The outer edge of the floor slabs and perimeter columns were exposed to view emphasizing the structure and providing a decorative effect. The exterior pinkish bricks were wire cut and hung on the structural frame with no attempt to hide what held the brick.
At the exterior, two vertical pylons of Bedford Limestone framed and emphasized the main entrance. Although initially resented by the adjacent residents, many came to admire the building and later became good customers.
During World War II, Tulsa was considered a significant enemy target by many because of the location of the war plane manufacturer, McDonald-Douglas, and its related pilot training school and because of oil production centered in Tulsa. Thomas Gilcrease moved his western art collection to the Page Building for safe keeping. The collection remained there until the end of the war in 1945. One wonders where the new temporary storage place will be when the collection is moved again due to the museum rebuilding project.
In 1977, the historic Page Building was demolished to make way for the Broken Arrow Expressway. Despite the efforts and resistance of the Page family, imminent domain prevailed. What government wants; it gets.
An amazing coincidence followed. The Pages found a suitable replacement building which was also designed by Bruce Goff. Located at 2036 E. 11th Street, it was a 1928 product of Rush Endicott and Rush Architecture who were involved in the building of the Boston Avenue Church at the same time.
In the 1920s, 30s, and early 40s, residential washing appliances were very primitive. Many chose to have their laundry picked up and delivered by a commercial company. The Guaranty Laundry Building worked well for adaptive reuse as a Page Building replacement.

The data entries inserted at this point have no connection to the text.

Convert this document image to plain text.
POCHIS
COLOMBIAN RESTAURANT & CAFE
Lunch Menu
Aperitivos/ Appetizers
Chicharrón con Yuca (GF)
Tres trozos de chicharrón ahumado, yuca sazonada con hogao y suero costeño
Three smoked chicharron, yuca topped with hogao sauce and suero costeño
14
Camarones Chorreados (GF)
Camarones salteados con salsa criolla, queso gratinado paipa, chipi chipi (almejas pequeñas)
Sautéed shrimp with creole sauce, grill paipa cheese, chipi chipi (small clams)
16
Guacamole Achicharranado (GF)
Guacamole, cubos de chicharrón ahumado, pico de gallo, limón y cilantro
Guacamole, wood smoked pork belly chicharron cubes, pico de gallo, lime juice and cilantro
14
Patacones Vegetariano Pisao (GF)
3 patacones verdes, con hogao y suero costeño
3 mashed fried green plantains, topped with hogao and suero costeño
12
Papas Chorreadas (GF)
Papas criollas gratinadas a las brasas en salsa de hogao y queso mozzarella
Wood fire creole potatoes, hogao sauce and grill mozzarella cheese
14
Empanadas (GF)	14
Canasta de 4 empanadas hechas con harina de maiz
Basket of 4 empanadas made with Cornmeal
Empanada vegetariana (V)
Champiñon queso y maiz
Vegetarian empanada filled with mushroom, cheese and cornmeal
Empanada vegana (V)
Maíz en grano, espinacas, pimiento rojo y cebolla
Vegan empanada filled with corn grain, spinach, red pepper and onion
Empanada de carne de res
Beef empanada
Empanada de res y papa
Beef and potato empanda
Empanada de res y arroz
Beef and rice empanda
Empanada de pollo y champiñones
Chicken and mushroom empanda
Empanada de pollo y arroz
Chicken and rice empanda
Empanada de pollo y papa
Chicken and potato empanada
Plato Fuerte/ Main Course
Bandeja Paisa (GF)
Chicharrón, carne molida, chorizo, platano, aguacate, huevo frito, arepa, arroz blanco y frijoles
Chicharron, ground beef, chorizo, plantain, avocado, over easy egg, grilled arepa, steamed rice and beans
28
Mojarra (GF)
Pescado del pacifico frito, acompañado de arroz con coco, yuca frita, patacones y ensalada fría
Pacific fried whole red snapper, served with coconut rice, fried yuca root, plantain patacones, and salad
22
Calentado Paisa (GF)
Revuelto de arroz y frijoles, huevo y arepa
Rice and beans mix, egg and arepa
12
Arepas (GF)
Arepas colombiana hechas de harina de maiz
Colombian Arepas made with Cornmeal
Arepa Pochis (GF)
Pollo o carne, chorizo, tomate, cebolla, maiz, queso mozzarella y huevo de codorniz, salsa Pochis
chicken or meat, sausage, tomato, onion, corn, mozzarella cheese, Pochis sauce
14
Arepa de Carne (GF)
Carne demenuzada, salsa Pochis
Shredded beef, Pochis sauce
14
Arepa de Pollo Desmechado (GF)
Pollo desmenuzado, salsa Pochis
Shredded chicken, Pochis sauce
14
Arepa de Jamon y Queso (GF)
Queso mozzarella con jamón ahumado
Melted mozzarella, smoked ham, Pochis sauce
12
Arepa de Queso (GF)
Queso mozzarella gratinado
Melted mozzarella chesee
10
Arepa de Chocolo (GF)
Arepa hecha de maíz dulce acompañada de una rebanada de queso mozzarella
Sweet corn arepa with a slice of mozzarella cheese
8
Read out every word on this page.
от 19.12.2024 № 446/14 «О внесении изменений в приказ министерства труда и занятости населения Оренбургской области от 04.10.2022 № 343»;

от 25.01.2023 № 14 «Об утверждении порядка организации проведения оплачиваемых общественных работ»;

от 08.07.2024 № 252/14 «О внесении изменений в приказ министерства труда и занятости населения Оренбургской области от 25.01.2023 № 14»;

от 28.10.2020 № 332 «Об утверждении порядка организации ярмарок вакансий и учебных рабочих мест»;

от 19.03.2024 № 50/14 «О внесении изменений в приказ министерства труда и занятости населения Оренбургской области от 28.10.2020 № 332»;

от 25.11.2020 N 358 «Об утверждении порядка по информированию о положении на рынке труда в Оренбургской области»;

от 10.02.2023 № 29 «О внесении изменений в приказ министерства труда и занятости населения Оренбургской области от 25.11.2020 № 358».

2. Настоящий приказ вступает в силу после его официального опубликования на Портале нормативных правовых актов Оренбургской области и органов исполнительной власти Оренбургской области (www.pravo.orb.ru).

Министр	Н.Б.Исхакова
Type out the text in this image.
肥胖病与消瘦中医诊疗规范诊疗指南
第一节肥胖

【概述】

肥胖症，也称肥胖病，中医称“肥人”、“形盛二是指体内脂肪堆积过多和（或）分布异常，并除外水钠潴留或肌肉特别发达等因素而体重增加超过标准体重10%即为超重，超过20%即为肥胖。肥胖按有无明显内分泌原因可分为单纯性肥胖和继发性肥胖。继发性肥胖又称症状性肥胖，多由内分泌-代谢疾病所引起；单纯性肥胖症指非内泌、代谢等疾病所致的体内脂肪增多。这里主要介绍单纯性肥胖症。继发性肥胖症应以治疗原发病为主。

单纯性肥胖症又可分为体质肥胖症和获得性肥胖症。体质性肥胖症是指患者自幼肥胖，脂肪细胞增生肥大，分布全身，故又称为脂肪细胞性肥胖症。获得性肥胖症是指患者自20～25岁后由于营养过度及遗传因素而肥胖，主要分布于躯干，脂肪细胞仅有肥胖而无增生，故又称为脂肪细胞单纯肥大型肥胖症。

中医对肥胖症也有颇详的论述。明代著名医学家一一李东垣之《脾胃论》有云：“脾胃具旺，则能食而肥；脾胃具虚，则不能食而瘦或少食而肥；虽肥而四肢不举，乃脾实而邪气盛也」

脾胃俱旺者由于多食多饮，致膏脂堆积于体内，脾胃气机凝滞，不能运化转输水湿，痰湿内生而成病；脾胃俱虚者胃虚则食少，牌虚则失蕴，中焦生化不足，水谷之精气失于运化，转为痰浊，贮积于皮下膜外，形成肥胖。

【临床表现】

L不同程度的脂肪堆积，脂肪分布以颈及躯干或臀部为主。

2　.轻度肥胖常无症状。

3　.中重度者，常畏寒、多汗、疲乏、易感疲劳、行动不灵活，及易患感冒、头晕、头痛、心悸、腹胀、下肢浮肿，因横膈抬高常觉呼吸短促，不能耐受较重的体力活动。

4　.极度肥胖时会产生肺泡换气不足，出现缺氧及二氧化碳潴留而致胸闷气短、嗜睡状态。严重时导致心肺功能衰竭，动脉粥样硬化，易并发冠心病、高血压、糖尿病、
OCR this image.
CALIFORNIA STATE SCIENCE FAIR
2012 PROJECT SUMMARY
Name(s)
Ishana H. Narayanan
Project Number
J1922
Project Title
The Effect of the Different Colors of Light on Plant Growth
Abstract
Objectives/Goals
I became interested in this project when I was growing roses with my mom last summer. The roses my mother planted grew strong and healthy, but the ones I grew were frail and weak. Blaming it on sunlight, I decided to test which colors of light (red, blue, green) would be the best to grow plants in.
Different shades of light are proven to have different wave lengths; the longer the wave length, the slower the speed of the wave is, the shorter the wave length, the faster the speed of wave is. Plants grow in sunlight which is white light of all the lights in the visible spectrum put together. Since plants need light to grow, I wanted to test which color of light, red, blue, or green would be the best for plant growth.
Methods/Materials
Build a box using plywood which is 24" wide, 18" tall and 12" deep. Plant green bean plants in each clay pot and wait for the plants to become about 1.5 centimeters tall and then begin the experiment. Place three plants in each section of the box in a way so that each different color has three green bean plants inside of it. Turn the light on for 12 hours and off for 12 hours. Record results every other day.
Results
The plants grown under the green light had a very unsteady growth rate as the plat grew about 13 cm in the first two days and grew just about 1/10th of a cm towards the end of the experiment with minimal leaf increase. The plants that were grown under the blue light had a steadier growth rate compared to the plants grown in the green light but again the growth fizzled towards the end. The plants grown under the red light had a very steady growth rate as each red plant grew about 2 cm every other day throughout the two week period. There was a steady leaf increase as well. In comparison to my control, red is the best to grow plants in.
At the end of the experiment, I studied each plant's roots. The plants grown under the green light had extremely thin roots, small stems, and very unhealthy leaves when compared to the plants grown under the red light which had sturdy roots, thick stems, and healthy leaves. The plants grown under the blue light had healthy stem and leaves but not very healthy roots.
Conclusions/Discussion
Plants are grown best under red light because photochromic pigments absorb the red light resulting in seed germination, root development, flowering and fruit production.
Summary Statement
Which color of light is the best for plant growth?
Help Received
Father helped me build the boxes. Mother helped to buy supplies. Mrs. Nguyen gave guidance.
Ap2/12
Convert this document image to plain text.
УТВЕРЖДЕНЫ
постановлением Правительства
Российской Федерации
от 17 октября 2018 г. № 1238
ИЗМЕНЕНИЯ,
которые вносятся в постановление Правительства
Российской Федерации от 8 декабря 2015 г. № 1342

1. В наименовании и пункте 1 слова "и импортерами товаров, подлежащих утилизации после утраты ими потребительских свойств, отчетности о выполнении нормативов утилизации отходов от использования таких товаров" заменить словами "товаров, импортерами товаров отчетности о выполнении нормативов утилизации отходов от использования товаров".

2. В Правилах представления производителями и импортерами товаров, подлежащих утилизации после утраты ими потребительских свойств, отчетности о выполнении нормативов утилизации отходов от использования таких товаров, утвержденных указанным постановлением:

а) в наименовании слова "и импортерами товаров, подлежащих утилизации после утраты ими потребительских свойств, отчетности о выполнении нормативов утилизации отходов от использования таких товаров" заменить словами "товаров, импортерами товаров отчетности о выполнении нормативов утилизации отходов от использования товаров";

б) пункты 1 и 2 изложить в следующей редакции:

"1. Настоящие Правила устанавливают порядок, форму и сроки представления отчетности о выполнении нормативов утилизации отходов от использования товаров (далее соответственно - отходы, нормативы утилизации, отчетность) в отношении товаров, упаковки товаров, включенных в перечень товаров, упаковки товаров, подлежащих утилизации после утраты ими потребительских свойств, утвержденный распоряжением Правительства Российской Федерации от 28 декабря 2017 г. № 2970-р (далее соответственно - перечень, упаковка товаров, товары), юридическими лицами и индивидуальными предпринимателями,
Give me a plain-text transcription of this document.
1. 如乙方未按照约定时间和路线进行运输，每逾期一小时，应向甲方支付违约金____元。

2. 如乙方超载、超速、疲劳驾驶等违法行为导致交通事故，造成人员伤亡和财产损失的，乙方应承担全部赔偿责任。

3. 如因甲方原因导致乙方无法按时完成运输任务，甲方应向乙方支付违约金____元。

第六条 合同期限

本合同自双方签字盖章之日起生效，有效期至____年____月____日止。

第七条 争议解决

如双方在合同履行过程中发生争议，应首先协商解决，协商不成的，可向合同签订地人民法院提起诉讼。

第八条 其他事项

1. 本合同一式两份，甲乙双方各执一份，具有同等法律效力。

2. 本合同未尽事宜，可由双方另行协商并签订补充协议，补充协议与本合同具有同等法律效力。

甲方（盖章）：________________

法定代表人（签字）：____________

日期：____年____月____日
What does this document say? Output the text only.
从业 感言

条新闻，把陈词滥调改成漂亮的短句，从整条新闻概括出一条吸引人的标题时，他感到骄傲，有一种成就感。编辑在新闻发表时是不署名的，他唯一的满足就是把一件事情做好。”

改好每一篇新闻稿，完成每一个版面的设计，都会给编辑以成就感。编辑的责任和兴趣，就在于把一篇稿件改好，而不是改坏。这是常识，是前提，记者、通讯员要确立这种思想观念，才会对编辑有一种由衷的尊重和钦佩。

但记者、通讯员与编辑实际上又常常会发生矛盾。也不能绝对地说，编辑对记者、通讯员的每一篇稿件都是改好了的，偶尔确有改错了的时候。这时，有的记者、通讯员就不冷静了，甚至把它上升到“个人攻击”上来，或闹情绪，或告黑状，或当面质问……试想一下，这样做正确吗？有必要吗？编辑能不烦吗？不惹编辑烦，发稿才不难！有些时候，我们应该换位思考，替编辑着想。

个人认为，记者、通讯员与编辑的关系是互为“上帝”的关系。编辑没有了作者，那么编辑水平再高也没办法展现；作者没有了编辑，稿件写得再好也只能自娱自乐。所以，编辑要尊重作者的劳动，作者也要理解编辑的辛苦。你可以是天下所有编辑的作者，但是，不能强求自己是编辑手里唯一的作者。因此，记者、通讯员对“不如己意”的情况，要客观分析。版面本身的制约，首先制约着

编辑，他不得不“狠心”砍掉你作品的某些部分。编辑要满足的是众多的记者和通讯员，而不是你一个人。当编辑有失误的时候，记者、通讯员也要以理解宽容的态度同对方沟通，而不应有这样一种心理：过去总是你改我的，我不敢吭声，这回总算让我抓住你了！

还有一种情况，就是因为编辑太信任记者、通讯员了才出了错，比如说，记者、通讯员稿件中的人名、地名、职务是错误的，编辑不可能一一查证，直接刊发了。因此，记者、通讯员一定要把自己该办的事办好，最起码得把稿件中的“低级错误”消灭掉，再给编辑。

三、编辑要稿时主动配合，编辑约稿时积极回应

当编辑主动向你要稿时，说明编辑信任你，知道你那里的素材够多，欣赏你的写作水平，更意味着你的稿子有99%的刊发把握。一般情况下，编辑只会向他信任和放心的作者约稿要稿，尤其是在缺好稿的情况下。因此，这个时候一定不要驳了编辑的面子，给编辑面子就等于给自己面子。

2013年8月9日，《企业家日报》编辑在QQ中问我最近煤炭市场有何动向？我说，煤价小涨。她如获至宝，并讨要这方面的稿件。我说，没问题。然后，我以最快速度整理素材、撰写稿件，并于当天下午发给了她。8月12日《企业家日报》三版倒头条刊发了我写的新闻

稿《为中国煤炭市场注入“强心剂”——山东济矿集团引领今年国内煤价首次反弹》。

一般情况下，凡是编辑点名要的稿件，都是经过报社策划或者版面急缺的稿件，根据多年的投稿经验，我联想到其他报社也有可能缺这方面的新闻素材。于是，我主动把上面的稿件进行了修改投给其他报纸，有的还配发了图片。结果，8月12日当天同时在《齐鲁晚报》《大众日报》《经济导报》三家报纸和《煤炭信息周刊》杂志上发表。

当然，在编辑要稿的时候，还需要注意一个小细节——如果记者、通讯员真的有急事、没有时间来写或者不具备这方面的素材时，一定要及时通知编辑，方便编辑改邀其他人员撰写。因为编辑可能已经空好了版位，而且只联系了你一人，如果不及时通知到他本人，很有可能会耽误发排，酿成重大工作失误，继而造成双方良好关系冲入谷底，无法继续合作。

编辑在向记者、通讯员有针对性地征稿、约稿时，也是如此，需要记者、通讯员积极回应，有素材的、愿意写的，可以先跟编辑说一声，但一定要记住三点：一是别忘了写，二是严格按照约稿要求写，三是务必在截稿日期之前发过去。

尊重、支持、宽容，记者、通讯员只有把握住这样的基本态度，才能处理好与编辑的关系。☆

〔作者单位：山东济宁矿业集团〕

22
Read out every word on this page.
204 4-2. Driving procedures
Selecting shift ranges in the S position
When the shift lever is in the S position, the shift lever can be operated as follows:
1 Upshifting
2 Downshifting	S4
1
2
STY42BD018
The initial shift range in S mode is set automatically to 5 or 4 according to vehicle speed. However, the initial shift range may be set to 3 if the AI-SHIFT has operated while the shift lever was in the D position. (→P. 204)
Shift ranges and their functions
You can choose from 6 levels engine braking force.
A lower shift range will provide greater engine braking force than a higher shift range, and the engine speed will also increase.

This five-story building, which when built, was considered a low-cost industrial structure, has an exterior which is organized horizontally with long bands of steel awning windows with projecting sills and lintels between strips of buff brick. Streamlining of the northwest corner was lost when an art deco cornice was deleted during construction. Originally the main entrance became a focal point by interrupting the exterior patterning. The doorway was set off by diagonal mullions and flanking vertical bands of diamonds which extended to the top strip of windows. Sadly, the entrance has been remodeled in years since and the diagonals eliminated. A good picture of the original entrance can be found on page 77 of the Tulsa Art Deco book published by the Junior League of Tulsa.